Nesses países -e isso serve de exemplo para nós-, as condições foram favoráveis para a ampla discussão, pela sociedade, da despenalização de drogas, por exemplo, com a oferta de bons serviços de atendimento a pacientes, para todas as classes sociais, além de campanhas de esclarecimento e prevenção em larga escala.

É notório que as condições do nosso sistema de saúde, tanto no nível público quanto no privado, são muito limitadas e limitantes. Além disso, o governo, principal formulador de políticas públicas, sugere o modelo de redução de danos como o ideal para enfrentar o problema das drogas. Ainda que reconhecendo os méritos dessa política de redução de danos no que é chamado de prevenção terciária (evitar a cronicidade de casos diagnosticados), sua efetividade é muito discutida para modelos de prevenção primária e secundária (diagnóstico precoce).

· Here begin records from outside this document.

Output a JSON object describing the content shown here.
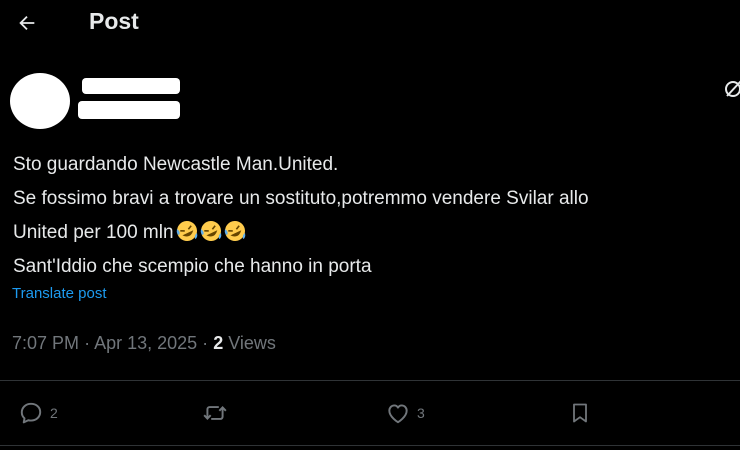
{
  "header": {
    "title": "Post",
    "back_icon": "arrow-left-icon"
  },
  "post": {
    "lines": [
      "Sto guardando Newcastle Man.United.",
      "Se fossimo bravi a trovare un sostituto,potremmo vendere Svilar allo",
      "United per 100 mln",
      "Sant'Iddio che scempio che hanno in porta"
    ],
    "emoji": "rolling-on-the-floor-laughing-emoji",
    "emoji_count": 3,
    "translate_label": "Translate post",
    "time": "7:07 PM",
    "separator": "·",
    "date": "Apr 13, 2025",
    "views_count": "2",
    "views_label": "Views"
  },
  "actions": {
    "reply_count": "2",
    "like_count": "3"
  },
  "colors": {
    "background": "#000000",
    "text": "#e7e9ea",
    "muted": "#71767b",
    "link": "#1d9bf0",
    "divider": "#2f3336"
  }
}
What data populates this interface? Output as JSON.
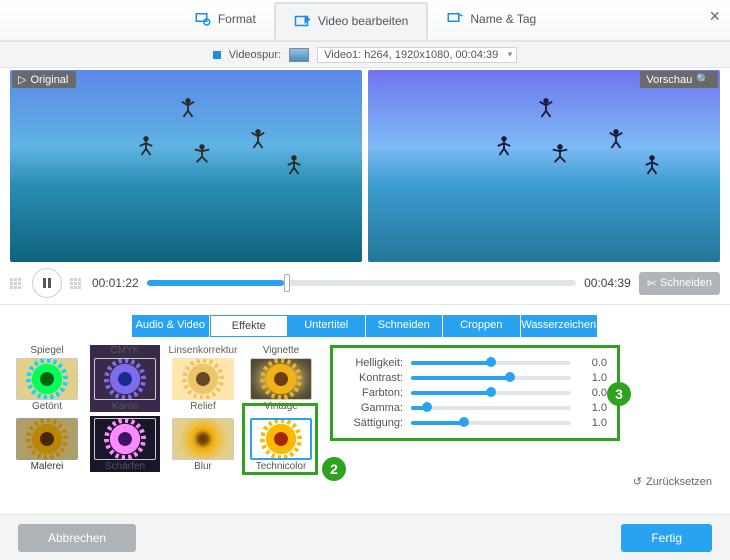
{
  "icons": {
    "scissors": "scissors-icon",
    "magnify": "magnify-icon",
    "reset": "reset-icon",
    "play_tri": "play-triangle-icon"
  },
  "toptabs": {
    "format": "Format",
    "edit": "Video bearbeiten",
    "nametag": "Name & Tag"
  },
  "track": {
    "label": "Videospur:",
    "info": "Video1: h264, 1920x1080, 00:04:39"
  },
  "preview": {
    "original": "Original",
    "vorschau": "Vorschau"
  },
  "timeline": {
    "current": "00:01:22",
    "total": "00:04:39",
    "cut": "Schneiden"
  },
  "subtabs": {
    "av": "Audio & Video",
    "effects": "Effekte",
    "sub": "Untertitel",
    "cut": "Schneiden",
    "crop": "Croppen",
    "water": "Wasserzeichen"
  },
  "effects": {
    "row1": [
      "Spiegel",
      "CMYK",
      "Linsenkorrektur",
      "Vignette"
    ],
    "row2": [
      "Getönt",
      "Kante",
      "Relief",
      "Vintage"
    ],
    "row3": [
      "Malerei",
      "Schärfen",
      "Blur",
      "Technicolor"
    ]
  },
  "sliders": {
    "brightness": {
      "label": "Helligkeit:",
      "value": "0.0",
      "pct": 50
    },
    "contrast": {
      "label": "Kontrast:",
      "value": "1.0",
      "pct": 62
    },
    "hue": {
      "label": "Farbton:",
      "value": "0.0",
      "pct": 50
    },
    "gamma": {
      "label": "Gamma:",
      "value": "1.0",
      "pct": 10
    },
    "saturation": {
      "label": "Sättigung:",
      "value": "1.0",
      "pct": 33
    }
  },
  "reset_label": "Zurücksetzen",
  "callouts": {
    "two": "2",
    "three": "3"
  },
  "footer": {
    "cancel": "Abbrechen",
    "done": "Fertig"
  }
}
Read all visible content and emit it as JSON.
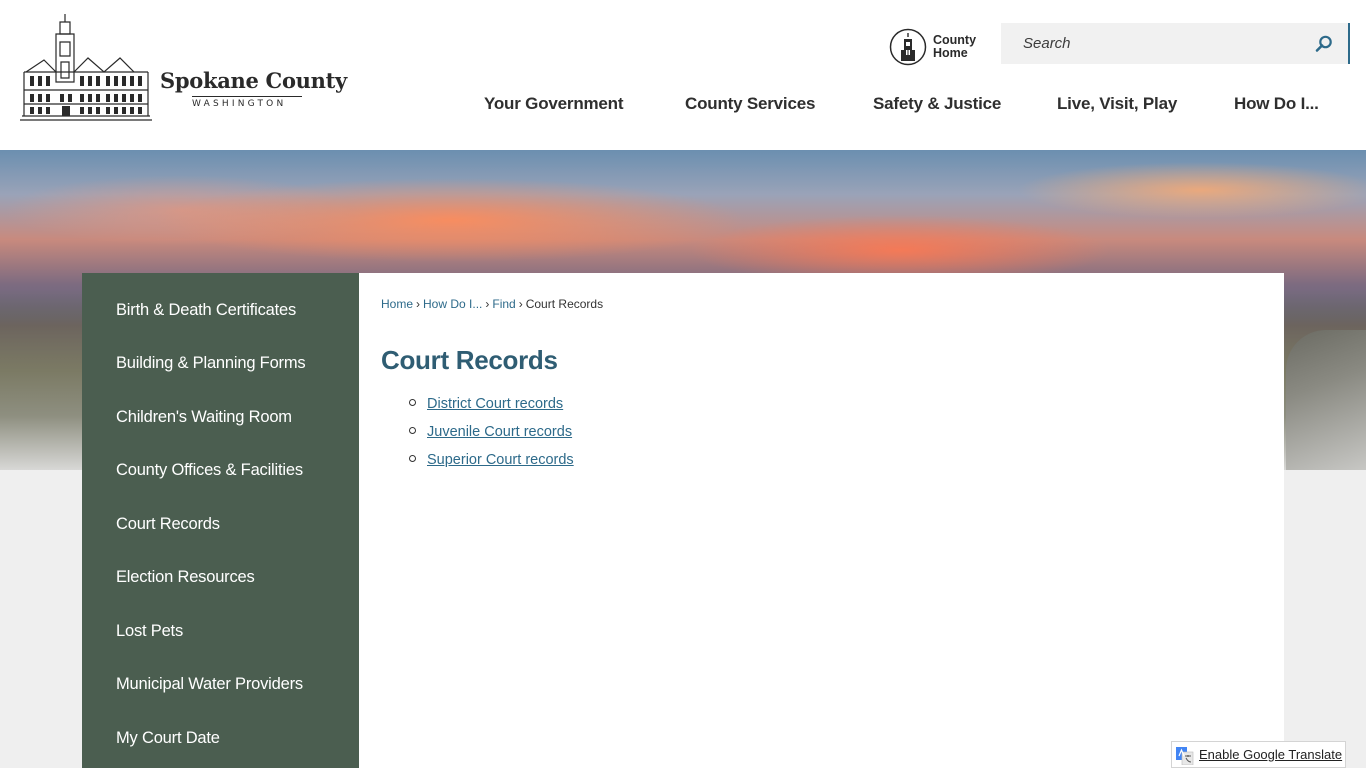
{
  "header": {
    "logo_name": "Spokane County",
    "logo_sub": "WASHINGTON",
    "county_home": {
      "line1": "County",
      "line2": "Home"
    },
    "search_placeholder": "Search"
  },
  "nav": [
    {
      "label": "Your Government"
    },
    {
      "label": "County Services"
    },
    {
      "label": "Safety & Justice"
    },
    {
      "label": "Live, Visit, Play"
    },
    {
      "label": "How Do I..."
    }
  ],
  "sidebar": {
    "items": [
      {
        "label": "Birth & Death Certificates"
      },
      {
        "label": "Building & Planning Forms"
      },
      {
        "label": "Children's Waiting Room"
      },
      {
        "label": "County Offices & Facilities"
      },
      {
        "label": "Court Records"
      },
      {
        "label": "Election Resources"
      },
      {
        "label": "Lost Pets"
      },
      {
        "label": "Municipal Water Providers"
      },
      {
        "label": "My Court Date"
      }
    ]
  },
  "breadcrumb": {
    "home": "Home",
    "how_do_i": "How Do I...",
    "find": "Find",
    "current": "Court Records",
    "separator": "›"
  },
  "main": {
    "title": "Court Records",
    "links": [
      {
        "label": "District Court records"
      },
      {
        "label": "Juvenile Court records"
      },
      {
        "label": "Superior Court records"
      }
    ]
  },
  "translate": {
    "label": "Enable Google Translate"
  },
  "colors": {
    "sidebar_bg": "#4b5e50",
    "link": "#2d6a8a",
    "title": "#2f5d73"
  }
}
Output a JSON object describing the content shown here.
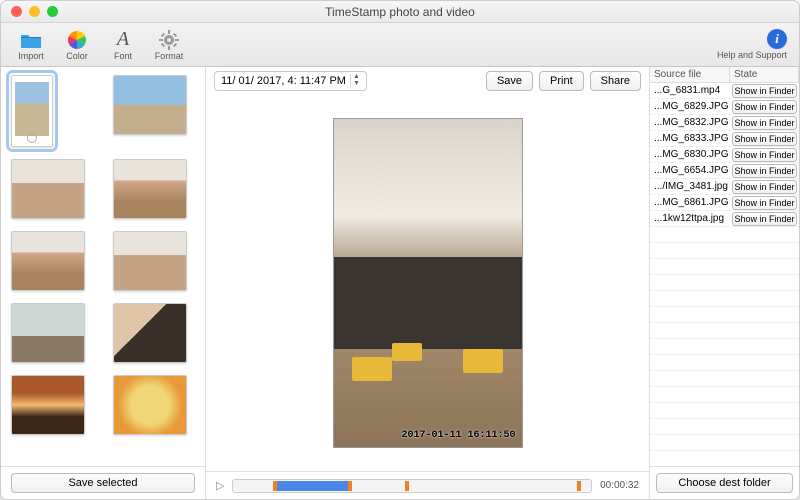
{
  "window": {
    "title": "TimeStamp photo and video"
  },
  "toolbar": {
    "import": "Import",
    "color": "Color",
    "font": "Font",
    "format": "Format",
    "help": "Help and Support"
  },
  "left": {
    "save_selected": "Save selected"
  },
  "center": {
    "datetime": "11/ 01/ 2017,   4: 11:47 PM",
    "save": "Save",
    "print": "Print",
    "share": "Share",
    "stamp": "2017-01-11 16:11:50",
    "timecode": "00:00:32"
  },
  "right": {
    "col_source": "Source file",
    "col_state": "State",
    "show_in_finder": "Show in Finder",
    "choose_dest": "Choose dest folder",
    "files": [
      "...G_6831.mp4",
      "...MG_6829.JPG",
      "...MG_6832.JPG",
      "...MG_6833.JPG",
      "...MG_6830.JPG",
      "...MG_6654.JPG",
      ".../IMG_3481.jpg",
      "...MG_6861.JPG",
      "...1kw12ttpa.jpg"
    ]
  }
}
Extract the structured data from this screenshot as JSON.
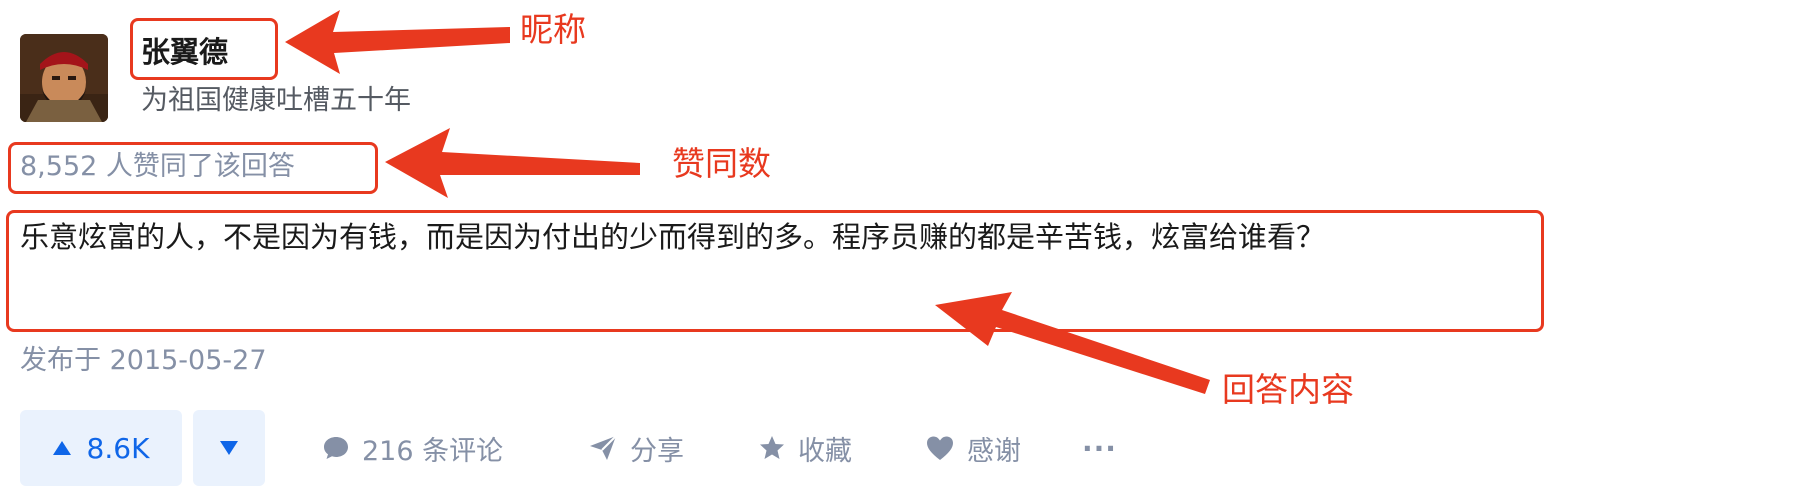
{
  "author": {
    "name": "张翼德",
    "bio": "为祖国健康吐槽五十年",
    "avatar_icon": "avatar-warrior"
  },
  "answer": {
    "vote_summary": "8,552 人赞同了该回答",
    "content": "乐意炫富的人，不是因为有钱，而是因为付出的少而得到的多。程序员赚的都是辛苦钱，炫富给谁看？",
    "publish_time": "发布于 2015-05-27"
  },
  "actions": {
    "upvote_label": "8.6K",
    "comment_label": "216 条评论",
    "share_label": "分享",
    "favorite_label": "收藏",
    "thanks_label": "感谢",
    "more_label": "···"
  },
  "annotations": {
    "nickname": "昵称",
    "votes": "赞同数",
    "content": "回答内容",
    "color": "#e8391f"
  },
  "colors": {
    "accent_blue": "#0f66e8",
    "vote_button_bg": "#eaf2fd",
    "meta_gray": "#8590a6"
  }
}
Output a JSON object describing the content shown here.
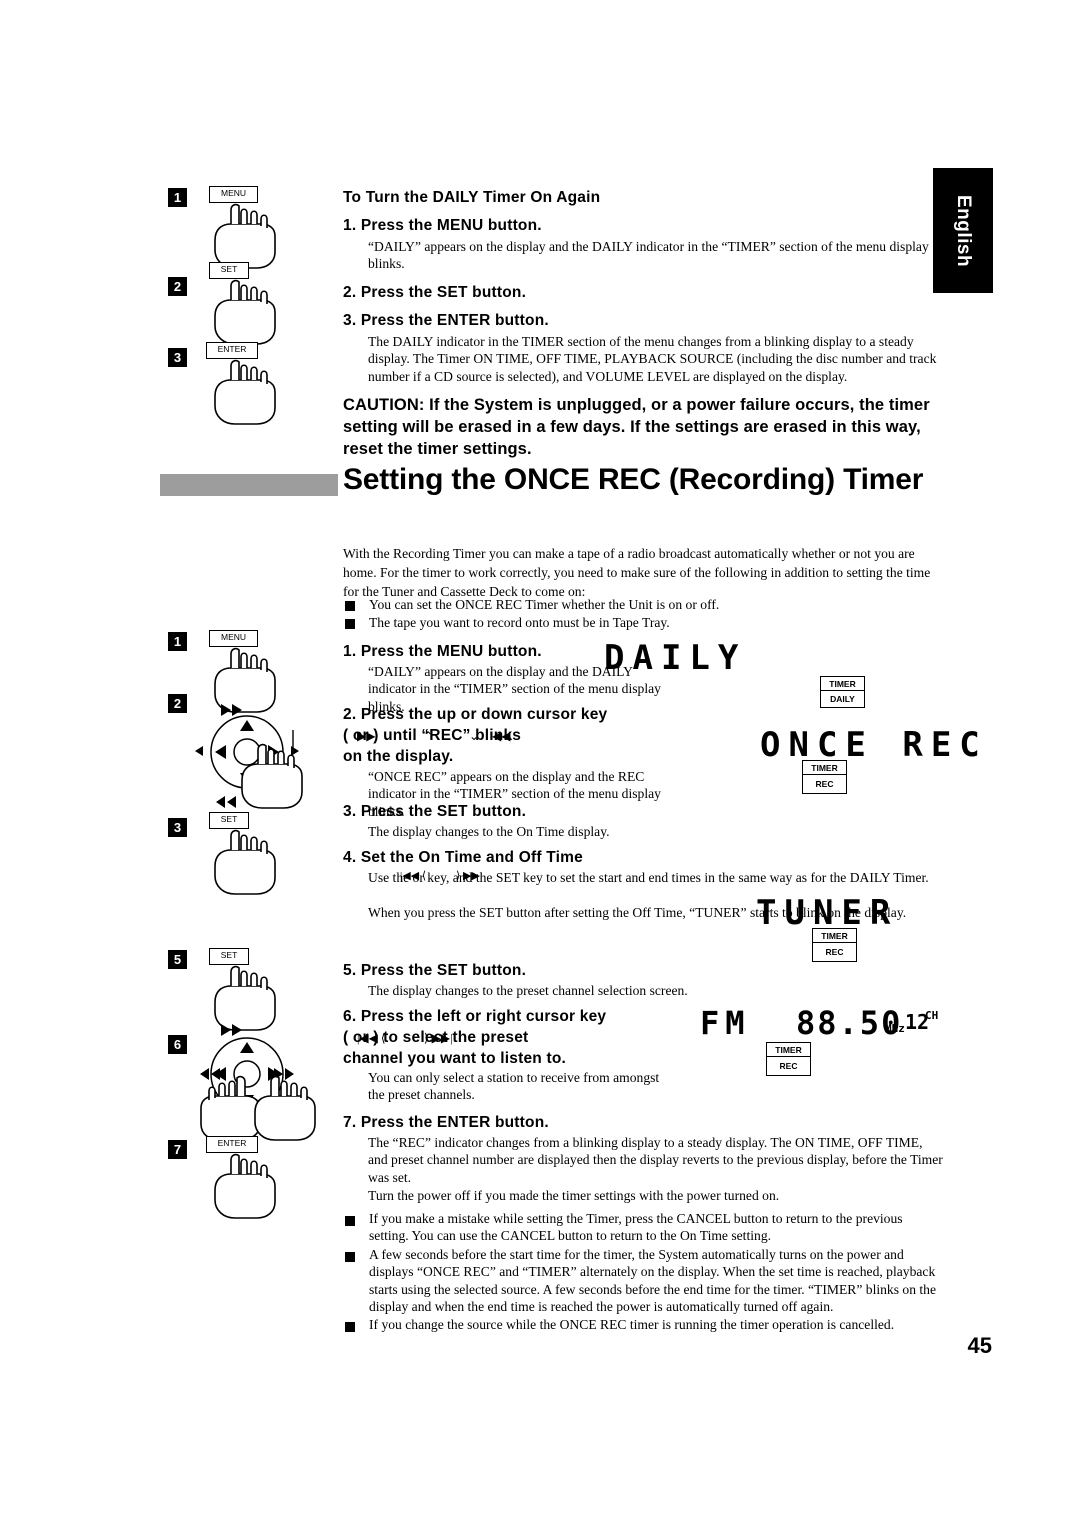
{
  "side_tab": {
    "label": "English"
  },
  "page_number": "45",
  "top_section": {
    "heading": "To Turn the DAILY Timer On Again",
    "steps": [
      {
        "num": "1",
        "key": "MENU",
        "title": "1. Press the MENU button.",
        "body": "“DAILY” appears on the display and the DAILY indicator in the “TIMER” section of the menu display blinks."
      },
      {
        "num": "2",
        "key": "SET",
        "title": "2. Press the SET button.",
        "body": ""
      },
      {
        "num": "3",
        "key": "ENTER",
        "title": "3. Press the ENTER button.",
        "body": "The DAILY indicator in the TIMER section of the menu changes from a blinking display to a steady display. The Timer ON TIME, OFF TIME, PLAYBACK SOURCE (including the disc number and track number if a CD source is selected), and VOLUME LEVEL are displayed on the display."
      }
    ],
    "caution": "CAUTION: If the System is unplugged, or a power failure occurs, the timer setting will be erased in a few days. If the settings are erased in this way, reset the timer settings."
  },
  "section": {
    "title": "Setting the ONCE REC (Recording) Timer",
    "intro": "With the Recording Timer you can make a tape of a radio broadcast automatically whether or not you are home. For the timer to work correctly, you need to make sure of the following in addition to setting the time for the Tuner and Cassette Deck to come on:",
    "bullets": [
      "You can set the ONCE REC Timer whether the Unit is on or off.",
      "The tape you want to record onto must be in Tape Tray."
    ]
  },
  "steps": [
    {
      "num": "1",
      "key": "MENU",
      "title": "1. Press the MENU button.",
      "body": "“DAILY” appears on the display and the DAILY indicator in the “TIMER” section of the menu display blinks."
    },
    {
      "num": "2",
      "key": "",
      "title_line1": "2. Press the up or down cursor key",
      "title_line2": "(   or    ) until “REC” blinks",
      "title_line3": "on the display.",
      "body": "“ONCE REC” appears on the display and the REC indicator in the “TIMER” section of the menu display blinks."
    },
    {
      "num": "3",
      "key": "SET",
      "title": "3. Press the SET button.",
      "body": "The display changes to the On Time display."
    },
    {
      "num": "4",
      "key": "",
      "title": "4. Set the On Time and Off Time",
      "body1": "Use the          or        key, and the SET key to set the start and end times in the same way as for the DAILY Timer.",
      "body2": "When you press the SET button after setting the Off Time, “TUNER” starts to blink on the display."
    },
    {
      "num": "5",
      "key": "SET",
      "title": "5. Press the SET button.",
      "body": "The display changes to the preset channel selection screen."
    },
    {
      "num": "6",
      "key": "",
      "title_line1": "6. Press the left or right cursor key",
      "title_line2": "(      or      ) to select the preset",
      "title_line3": "channel you want to listen to.",
      "body": "You can only select a station to receive from amongst the preset channels."
    },
    {
      "num": "7",
      "key": "ENTER",
      "title": "7. Press the ENTER button.",
      "body1": "The “REC” indicator changes from a blinking display to a steady display. The ON TIME, OFF TIME, and preset channel number are displayed then the display reverts to the previous display, before the Timer was set.",
      "body2": "Turn the power off if you made the timer settings with the power turned on."
    }
  ],
  "final_bullets": [
    "If you make a mistake while setting the Timer, press the CANCEL button to return to the previous setting. You can use the CANCEL button to return to the On Time setting.",
    "A few seconds before the start time for the timer, the System automatically turns on the power and displays “ONCE REC” and “TIMER” alternately on the display. When the set time is reached, playback starts using  the selected source. A few seconds before the end time for the timer. “TIMER” blinks on the display and when the end time is reached the power is automatically turned off again.",
    "If you change the source while the ONCE REC timer is running the timer operation is cancelled."
  ],
  "displays": [
    {
      "text": "DAILY",
      "indicator_top": "TIMER",
      "indicator_bottom": "DAILY"
    },
    {
      "text": "ONCE REC",
      "indicator_top": "TIMER",
      "indicator_bottom": "REC"
    },
    {
      "text": "TUNER",
      "indicator_top": "TIMER",
      "indicator_bottom": "REC"
    },
    {
      "text": "FM",
      "frequency": "88.50",
      "freq_unit": "MHz",
      "channel_num": "12",
      "channel_unit": "CH",
      "indicator_top": "TIMER",
      "indicator_bottom": "REC"
    }
  ]
}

Mas para onde se dirigem as políticas públicas na área de drogas, atualmente? Cada vez mais discute-se o consumo de bebidas alcoólicas e de tabaco, respeitando-se as liberdades individuais e os enormes interesses financeiros -o exemplo de hoje é a propaganda de tabaco no Grande Prêmio Brasil de Fórmula 1: apesar de ter sido banida, por lei, propaganda de
tabaco em eventos esportivos e apesar das contínuas ameaças da Anvisa de aplicar multas diárias aos organizadores do GP, a propaganda no evento foi liberada, voltando atrás o governo na sua posição inicial).

Então, o movimento das drogas lícitas estará seguindo o atual movimento das drogas ilícitas, resumindo-se em maiores controles. Por esses motivos, creio que é muito importante a imediata discussão da descriminalização de drogas em diversos fóruns (escolas, empresas, ONGs, famílias). Penso que, no Brasil, é necessário discussão, planejamento, ações efetivas na prevenção, no tratamento e na repressão do uso de drogas. E, atualmente, não é a legalização o caminho a ser tomado. O discurso, ainda que atraente e sedutor, é perigoso e estéril.

 Arthur Guerra de Andrade, 48, professor titular de Psiquiatria da Faculdade de Medicina do ABC, é presidente do Conselho
Técnico-Administrativo do Grea (Grupo de Estudos de álcool e Drogas), do Instituto de Psiquiatria da FMUSP).